In Defense of Luxury

Penfold's Block 42
I was poking around the internets the other day and found a story about a very expensive, special release bottle of vintage wine.

Of course, for that kind of money, you don't just get wine. There's a specially-commissioned bottle with precious metal detailing and that comes in a custom, handcrafted cabinet. Even empty, it's a pricey object. 
Normally, I'd see a story like this, think "Gee, the crazy stuff people will spend money on", and keep going; but my eye passed over the comments section. I avoid the comments section, as all the bile and vitriol of the world seems concentrated there. But this time I saw it, and in particular, I saw comments saying that people should not be spending money on luxuries, not when there are starving people in the world.
On the surface this seems like a compelling argument. No one needs a $168,000 bottle of wine, and the poor do need help. But if you've ever bought a pack of gum, then you've wasted money on a needless luxury that could have been used to help the poor. Any money spent on extras could be used to help the needy. The real offense here is the scale of the spending. Few people will guilt you over a chocolate bar, but buy a Lamborghini and the moral accountants appear to judge your actions. However:
  • Just because someone spends a lot of money on wine (or cars, or clothes, or whatever), doesn't mean that they don't spend money on charity.
  • Not buying hyper-expensive wine doesn't mean that the money will be spent on starving children.

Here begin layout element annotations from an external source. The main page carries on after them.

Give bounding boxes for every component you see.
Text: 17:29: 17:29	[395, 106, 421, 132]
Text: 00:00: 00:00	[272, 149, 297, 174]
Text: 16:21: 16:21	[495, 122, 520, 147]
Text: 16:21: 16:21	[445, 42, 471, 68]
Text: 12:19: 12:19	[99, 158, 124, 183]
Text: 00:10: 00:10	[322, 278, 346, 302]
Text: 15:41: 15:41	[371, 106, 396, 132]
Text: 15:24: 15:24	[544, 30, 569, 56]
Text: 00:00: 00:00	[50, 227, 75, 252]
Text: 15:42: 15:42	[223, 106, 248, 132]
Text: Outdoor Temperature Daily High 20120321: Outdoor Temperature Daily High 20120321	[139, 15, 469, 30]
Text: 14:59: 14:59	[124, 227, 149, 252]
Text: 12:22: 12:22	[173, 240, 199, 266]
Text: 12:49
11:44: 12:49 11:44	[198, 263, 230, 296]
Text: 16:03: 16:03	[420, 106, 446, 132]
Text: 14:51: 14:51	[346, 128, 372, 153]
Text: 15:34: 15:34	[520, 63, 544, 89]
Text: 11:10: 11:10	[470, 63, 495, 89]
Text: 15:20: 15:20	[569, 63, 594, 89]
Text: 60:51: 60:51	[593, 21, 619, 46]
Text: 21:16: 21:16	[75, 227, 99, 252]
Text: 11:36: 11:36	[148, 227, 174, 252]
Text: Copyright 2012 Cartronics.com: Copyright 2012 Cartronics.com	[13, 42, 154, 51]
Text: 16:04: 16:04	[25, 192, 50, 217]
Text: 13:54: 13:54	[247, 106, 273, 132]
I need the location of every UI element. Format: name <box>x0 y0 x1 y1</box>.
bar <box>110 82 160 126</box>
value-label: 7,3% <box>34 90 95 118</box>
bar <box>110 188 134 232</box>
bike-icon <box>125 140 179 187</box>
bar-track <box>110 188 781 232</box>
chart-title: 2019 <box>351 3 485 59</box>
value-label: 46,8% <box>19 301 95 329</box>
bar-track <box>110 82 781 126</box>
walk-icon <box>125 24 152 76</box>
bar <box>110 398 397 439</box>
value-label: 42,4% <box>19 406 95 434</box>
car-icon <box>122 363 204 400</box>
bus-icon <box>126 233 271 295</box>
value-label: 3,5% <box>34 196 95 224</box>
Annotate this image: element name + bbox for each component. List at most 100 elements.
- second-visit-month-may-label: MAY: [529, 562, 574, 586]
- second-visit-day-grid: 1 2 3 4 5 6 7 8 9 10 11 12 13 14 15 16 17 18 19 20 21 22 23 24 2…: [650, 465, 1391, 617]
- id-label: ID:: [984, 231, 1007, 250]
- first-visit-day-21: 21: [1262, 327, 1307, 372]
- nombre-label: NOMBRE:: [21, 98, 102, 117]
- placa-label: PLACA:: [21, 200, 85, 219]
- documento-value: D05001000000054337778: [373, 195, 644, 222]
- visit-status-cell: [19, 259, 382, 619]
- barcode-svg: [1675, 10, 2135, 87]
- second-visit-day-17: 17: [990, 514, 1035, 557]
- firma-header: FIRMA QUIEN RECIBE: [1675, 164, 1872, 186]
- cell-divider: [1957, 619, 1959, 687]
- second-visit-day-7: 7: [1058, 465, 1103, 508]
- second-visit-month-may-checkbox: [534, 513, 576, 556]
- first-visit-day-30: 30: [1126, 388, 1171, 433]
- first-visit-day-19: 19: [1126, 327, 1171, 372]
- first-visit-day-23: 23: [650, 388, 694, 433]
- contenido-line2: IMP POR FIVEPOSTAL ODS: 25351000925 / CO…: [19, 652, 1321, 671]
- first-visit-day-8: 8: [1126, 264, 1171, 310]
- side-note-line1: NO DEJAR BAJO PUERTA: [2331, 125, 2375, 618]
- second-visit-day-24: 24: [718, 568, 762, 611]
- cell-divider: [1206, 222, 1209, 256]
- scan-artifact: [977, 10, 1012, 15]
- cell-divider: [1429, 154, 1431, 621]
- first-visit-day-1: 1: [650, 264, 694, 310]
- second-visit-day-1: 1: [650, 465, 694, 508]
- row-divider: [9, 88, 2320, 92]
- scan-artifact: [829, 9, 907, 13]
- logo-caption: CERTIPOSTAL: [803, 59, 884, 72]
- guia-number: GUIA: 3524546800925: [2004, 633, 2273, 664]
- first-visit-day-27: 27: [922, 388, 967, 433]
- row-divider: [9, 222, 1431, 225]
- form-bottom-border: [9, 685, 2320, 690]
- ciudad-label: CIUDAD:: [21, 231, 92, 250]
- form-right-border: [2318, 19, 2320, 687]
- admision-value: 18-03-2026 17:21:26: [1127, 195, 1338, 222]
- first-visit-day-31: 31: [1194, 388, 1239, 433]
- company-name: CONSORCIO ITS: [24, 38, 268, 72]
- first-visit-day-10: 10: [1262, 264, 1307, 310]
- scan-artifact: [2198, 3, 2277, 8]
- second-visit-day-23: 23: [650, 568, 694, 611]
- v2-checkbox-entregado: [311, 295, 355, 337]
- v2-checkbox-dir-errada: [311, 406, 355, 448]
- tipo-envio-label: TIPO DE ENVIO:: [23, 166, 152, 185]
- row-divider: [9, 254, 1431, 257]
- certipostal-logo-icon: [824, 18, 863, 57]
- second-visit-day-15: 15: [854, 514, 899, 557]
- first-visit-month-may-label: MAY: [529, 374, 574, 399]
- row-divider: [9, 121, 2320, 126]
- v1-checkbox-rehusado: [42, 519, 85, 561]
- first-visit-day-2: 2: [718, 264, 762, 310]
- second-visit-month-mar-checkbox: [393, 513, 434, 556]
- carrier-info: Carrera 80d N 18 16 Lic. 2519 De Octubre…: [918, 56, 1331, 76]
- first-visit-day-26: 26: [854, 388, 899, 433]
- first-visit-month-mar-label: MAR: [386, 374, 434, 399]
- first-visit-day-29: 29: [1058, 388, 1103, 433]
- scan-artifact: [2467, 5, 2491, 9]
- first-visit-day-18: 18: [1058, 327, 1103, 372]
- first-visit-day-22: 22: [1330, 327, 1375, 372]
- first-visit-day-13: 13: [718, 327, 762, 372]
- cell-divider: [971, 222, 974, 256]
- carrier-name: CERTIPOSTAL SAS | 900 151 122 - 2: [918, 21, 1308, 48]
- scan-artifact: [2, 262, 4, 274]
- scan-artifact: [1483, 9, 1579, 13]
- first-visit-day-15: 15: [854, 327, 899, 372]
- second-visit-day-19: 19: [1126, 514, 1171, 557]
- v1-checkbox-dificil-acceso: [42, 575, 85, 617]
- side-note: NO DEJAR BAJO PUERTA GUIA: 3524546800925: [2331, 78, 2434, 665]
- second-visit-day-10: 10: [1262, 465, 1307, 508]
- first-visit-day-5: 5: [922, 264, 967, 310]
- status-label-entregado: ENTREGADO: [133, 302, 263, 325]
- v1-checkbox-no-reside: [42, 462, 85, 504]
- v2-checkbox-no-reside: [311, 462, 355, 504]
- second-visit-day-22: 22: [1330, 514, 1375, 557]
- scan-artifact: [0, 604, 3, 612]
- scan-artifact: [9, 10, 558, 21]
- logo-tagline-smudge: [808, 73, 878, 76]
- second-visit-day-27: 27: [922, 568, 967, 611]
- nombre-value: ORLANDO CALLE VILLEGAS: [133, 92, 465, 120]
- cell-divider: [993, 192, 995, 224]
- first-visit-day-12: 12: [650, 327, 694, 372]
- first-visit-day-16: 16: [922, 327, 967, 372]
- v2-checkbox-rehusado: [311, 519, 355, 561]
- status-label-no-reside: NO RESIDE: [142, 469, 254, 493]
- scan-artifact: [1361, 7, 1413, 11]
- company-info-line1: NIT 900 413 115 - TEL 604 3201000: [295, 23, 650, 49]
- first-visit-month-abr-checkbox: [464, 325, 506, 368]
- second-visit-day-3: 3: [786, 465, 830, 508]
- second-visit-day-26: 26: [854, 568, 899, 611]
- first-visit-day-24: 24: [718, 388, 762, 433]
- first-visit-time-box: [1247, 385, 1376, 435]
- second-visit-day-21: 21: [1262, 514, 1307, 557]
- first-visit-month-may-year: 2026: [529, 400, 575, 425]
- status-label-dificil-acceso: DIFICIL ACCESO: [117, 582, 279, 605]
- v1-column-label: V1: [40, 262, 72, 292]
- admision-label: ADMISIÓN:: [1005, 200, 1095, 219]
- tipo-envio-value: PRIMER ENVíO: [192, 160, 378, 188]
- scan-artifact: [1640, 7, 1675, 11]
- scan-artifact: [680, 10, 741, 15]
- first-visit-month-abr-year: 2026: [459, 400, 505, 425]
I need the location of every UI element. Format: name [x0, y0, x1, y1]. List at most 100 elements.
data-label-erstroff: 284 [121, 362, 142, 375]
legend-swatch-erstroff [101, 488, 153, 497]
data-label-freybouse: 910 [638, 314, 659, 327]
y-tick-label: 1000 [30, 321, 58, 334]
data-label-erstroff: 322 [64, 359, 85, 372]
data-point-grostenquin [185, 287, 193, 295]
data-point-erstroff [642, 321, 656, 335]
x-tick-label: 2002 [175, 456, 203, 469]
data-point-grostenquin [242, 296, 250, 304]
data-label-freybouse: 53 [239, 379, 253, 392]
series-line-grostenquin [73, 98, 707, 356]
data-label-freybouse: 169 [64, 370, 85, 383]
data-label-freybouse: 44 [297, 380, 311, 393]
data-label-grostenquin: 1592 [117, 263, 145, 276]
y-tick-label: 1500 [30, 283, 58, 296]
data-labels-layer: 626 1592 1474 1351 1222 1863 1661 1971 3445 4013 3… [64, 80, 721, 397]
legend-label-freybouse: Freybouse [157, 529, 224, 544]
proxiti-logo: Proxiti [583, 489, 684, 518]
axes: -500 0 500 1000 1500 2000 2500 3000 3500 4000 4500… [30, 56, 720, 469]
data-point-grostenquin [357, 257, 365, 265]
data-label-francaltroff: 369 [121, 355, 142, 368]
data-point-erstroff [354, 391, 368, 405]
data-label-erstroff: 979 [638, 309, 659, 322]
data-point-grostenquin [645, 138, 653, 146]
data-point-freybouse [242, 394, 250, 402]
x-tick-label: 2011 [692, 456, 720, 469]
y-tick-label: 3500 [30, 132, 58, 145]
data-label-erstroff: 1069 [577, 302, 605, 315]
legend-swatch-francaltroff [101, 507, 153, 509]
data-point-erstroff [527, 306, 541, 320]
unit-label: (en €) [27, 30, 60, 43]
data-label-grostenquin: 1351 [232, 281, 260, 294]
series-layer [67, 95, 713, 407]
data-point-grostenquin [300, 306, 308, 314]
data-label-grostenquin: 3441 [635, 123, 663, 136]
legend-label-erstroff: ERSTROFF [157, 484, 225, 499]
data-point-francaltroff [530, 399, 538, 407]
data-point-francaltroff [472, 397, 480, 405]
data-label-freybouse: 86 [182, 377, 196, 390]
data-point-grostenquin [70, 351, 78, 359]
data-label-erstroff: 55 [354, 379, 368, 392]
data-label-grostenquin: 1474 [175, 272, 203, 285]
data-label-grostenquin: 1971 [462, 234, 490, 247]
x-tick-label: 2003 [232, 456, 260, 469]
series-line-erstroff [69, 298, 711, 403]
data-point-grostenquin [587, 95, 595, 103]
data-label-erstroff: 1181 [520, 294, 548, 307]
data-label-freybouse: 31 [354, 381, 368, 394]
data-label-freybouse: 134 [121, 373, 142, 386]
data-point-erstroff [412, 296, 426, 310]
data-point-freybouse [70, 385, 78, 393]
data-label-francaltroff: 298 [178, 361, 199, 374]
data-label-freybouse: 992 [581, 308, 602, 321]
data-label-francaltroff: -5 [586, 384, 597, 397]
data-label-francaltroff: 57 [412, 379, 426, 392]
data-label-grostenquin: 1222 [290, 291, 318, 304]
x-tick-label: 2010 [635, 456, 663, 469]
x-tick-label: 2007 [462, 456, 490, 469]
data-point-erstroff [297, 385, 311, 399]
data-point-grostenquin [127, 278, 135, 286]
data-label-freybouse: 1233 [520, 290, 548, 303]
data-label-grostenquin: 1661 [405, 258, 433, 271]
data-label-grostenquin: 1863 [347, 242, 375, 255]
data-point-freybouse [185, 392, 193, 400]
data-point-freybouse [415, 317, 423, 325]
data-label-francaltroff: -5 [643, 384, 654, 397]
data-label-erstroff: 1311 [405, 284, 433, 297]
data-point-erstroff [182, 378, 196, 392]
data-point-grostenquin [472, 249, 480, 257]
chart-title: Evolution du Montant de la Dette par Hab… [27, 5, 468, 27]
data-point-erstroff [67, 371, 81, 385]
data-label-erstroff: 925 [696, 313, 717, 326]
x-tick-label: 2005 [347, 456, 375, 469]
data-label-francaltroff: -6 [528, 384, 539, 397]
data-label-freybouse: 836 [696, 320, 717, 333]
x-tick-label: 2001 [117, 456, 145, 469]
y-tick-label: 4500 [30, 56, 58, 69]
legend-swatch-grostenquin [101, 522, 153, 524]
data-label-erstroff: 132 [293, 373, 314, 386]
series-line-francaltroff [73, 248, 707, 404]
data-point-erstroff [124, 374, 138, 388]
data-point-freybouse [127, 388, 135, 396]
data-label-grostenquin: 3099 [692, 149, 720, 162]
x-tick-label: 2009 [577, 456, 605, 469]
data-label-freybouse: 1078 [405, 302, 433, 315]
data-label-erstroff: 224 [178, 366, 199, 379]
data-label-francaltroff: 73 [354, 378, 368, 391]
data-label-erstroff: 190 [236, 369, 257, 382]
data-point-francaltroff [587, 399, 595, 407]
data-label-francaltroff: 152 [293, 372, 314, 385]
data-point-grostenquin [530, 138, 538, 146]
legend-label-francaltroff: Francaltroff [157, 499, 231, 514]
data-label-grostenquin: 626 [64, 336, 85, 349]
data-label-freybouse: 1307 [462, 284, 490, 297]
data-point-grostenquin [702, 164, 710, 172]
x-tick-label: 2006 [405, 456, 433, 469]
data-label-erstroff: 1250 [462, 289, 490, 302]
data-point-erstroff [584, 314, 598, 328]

Maybe they'll buy diamonds, a wrought-iron dog run, or just leave it in the bank.  At least if they buy the wine, the money goes into circulation and keeps the luxury goods makers off the dole.
While I don't want to spend the price of a house on a single bottle of wine, I'm glad there's a market for it. I am in favor of luxury items. Can you imagine a world without luxury items? A life where you only get what you absolutely need and nothing more. It would be so dull and sad. Think of all the things that would be gone:
needless luxuries, all of them

toys, cake, nail polish, colored fabrics, cut glass, jewelry, perfume, art, cut flowers, lawns, theater, ornamental gardens, sports cars, fountains, candy, carpets, music, pillows, movies, upholstered furniture, alcohol, the list goes on and on.
And while I will never be among the super wealthy, I appreciate what money and vision can do. It is money and vision that produced the Eiffel Tower, glass windows, mirrors (the making of which led to the invention of telescopes and microscopes) bathrooms with hot and cold running water, the flush toilet (I am really grateful for that one), Oxford, ornamental gardens, palaces like the Hermitage and Versailles which make up the cultural heritage of the world - luxury items, each and every one, and aren't they grand?

Friday Feel Good Video
Something completely frivolous. Have a luxurious weekend.

1 comment:

  1. Okay, loved the Friday video!

    I completely agree with your points about luxury items. In addition to your point that, quite often, the people who buy incredibly high-end luxury items are often giving large sums to charity and funding innovations that later benefit us all, if it makes them happy, and they can afford it, why not? Seems to me the people who take the most offense are the ones jealous that they don't have the expendable income to buy the item in question.

    I'm not one to expend large sums of money on "things," but what I choose to spend my money on--as long as it hurts no one else--is my prerogative.